1Heat 1 tablespoon canola oil in a large skillet over medium-high heat. Add the onion and saute until soft, about 6 minutes.
2Put 1/2 of the onion in a large bowl and the remainder in another bowl.
3In the large bowl, add the beef, bread crumbs, grill seasoning, Worcestershire sauce, and the egg. Mix to combine everything well and form the mixture into 5 oval patties.
4Heat the remaining oil in the same skillet over medium-high heat. Cook the patties until they are well browned, about 4-5 minutes per side. Remove the steaks and pour off all but 2 tablespoons of fat. (the patties will not be cooked though and will finish cooking in the gravy.)
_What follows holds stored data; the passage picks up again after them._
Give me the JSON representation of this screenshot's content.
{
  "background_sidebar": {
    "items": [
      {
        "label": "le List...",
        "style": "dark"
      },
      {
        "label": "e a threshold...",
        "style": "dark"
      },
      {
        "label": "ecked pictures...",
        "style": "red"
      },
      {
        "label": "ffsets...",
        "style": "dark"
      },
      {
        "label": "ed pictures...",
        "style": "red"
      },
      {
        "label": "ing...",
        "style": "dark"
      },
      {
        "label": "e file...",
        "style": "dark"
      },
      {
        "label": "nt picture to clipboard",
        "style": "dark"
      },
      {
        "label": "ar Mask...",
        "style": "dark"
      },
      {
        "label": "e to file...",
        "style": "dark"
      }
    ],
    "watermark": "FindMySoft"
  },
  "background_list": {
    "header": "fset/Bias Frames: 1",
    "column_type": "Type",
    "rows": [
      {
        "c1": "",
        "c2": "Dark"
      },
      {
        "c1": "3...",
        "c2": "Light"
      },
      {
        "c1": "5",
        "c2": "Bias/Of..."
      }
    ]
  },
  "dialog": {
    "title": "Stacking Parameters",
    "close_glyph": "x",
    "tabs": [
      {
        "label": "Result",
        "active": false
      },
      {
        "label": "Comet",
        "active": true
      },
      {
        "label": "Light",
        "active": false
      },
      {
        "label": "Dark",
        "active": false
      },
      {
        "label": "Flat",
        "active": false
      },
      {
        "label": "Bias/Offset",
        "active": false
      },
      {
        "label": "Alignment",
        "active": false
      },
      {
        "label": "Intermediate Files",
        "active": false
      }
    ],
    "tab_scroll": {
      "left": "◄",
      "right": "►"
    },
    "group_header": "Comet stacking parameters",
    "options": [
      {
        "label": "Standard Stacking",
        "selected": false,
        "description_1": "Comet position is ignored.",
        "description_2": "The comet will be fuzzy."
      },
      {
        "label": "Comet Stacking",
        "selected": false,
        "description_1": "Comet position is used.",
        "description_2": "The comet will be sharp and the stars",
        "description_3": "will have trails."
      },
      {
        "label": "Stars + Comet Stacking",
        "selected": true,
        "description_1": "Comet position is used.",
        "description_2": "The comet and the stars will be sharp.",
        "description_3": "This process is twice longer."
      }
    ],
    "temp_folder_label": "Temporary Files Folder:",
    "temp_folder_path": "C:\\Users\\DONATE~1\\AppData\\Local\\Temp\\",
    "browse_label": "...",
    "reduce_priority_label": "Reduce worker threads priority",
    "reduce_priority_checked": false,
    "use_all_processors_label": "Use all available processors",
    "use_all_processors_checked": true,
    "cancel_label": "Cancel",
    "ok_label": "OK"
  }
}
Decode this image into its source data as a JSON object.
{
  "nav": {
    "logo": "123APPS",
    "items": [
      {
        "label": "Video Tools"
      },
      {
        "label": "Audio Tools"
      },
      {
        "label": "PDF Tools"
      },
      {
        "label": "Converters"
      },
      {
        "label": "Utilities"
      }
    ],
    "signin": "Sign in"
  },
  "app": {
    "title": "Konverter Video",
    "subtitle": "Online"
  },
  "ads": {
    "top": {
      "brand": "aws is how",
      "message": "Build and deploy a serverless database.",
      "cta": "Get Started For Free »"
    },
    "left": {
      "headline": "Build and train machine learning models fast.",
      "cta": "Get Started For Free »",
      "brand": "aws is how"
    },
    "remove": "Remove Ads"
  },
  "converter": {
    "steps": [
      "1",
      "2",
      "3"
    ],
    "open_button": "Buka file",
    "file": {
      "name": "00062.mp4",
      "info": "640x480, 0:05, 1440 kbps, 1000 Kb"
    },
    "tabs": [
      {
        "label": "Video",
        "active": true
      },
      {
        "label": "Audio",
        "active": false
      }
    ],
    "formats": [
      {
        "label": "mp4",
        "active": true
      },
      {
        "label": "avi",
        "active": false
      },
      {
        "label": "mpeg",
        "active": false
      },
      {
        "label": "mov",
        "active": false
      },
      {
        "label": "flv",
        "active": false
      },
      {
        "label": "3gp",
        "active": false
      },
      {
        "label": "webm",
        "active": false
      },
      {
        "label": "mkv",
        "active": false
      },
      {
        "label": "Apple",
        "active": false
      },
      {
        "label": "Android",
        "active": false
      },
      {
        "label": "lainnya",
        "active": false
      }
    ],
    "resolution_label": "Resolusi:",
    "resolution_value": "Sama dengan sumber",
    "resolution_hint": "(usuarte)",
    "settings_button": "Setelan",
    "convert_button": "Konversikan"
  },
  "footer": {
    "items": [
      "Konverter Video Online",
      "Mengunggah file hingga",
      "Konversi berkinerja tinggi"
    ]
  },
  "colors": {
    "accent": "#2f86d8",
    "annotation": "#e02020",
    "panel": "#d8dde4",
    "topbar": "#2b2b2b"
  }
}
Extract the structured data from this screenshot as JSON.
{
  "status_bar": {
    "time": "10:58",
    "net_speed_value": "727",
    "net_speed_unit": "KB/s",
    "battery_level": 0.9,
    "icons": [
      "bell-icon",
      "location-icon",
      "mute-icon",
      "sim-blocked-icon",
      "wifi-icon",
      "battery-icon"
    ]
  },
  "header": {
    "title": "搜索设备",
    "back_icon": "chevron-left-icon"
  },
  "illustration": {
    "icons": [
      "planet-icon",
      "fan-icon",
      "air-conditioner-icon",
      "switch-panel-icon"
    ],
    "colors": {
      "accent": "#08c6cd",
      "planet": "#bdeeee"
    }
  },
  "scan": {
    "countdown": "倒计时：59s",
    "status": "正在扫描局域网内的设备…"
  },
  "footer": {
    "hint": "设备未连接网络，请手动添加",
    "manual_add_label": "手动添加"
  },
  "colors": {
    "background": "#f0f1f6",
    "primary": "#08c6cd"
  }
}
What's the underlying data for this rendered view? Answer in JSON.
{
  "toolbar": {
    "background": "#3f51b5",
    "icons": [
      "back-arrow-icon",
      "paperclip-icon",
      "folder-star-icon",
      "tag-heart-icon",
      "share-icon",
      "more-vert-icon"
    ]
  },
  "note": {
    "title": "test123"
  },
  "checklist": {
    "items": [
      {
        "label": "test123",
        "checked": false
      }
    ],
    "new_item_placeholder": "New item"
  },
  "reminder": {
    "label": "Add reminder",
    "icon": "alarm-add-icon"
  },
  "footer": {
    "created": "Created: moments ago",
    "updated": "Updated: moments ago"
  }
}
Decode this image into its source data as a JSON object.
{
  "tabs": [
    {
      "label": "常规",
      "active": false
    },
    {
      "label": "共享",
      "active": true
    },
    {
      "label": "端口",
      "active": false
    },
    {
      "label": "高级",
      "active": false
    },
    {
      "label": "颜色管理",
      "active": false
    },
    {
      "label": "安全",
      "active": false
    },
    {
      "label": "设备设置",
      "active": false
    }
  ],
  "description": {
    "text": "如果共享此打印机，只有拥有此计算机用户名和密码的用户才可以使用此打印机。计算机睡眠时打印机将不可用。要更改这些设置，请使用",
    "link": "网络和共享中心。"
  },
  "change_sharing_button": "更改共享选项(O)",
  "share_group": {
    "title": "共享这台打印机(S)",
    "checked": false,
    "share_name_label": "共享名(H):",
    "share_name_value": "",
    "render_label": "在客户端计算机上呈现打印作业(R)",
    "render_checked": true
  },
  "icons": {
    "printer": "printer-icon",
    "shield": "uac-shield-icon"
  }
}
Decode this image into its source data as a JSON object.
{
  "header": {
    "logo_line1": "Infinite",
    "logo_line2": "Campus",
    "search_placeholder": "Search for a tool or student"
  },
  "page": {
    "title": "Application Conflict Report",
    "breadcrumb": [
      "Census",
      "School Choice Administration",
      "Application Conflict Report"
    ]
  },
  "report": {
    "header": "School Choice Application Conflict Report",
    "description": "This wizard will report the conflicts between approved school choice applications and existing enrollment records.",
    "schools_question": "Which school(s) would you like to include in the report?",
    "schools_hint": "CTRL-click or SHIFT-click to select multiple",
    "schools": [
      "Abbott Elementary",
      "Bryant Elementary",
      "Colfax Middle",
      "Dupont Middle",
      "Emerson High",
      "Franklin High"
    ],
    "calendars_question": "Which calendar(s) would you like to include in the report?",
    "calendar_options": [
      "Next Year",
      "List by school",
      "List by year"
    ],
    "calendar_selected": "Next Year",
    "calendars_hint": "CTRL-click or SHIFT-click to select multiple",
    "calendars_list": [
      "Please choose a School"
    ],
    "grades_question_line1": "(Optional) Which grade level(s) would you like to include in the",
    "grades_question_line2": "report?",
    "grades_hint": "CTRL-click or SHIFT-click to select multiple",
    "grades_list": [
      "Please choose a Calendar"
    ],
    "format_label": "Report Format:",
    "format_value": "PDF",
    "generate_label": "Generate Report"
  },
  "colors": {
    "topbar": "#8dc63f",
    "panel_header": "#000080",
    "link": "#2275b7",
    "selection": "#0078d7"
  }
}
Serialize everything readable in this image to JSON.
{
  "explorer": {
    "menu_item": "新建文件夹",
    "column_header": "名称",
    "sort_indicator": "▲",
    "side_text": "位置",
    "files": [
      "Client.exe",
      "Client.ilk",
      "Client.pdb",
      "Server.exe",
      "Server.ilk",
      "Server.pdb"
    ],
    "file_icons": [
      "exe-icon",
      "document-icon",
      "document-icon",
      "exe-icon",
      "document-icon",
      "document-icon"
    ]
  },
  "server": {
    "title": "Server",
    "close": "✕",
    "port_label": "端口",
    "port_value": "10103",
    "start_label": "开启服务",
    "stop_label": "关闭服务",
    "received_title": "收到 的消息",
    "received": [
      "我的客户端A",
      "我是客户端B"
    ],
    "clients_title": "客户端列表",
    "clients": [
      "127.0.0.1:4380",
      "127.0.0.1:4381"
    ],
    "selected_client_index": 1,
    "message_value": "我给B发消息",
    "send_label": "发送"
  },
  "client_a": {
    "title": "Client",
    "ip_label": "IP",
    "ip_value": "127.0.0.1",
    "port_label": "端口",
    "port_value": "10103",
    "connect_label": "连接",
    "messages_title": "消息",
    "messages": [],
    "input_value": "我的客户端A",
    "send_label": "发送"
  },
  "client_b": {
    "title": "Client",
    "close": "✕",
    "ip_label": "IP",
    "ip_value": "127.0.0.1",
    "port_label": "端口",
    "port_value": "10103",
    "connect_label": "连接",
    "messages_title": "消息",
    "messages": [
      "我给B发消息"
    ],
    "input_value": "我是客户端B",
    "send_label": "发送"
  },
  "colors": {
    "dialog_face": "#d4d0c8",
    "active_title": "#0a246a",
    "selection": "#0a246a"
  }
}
5Put the pan back on the heat, add mushrooms and cook for 5 minutes. Add the remaining onions, sprinkle in the flour, and cook for 2 minutes. Add the beef broth and bring it to a boil. Return the patties to the pan, reduce heat to a simmer and cook until the sauce has thickened and the steaks are cooked though, about 10 minutes.
6Cooks Tips: I omitted the onions and mushrooms because I am allergic to onion and don't like mushrooms. I also doubled the recipe because my husband is a hearty eater and could eat one batch by himself! I also made this with mashed potatoes and green beans.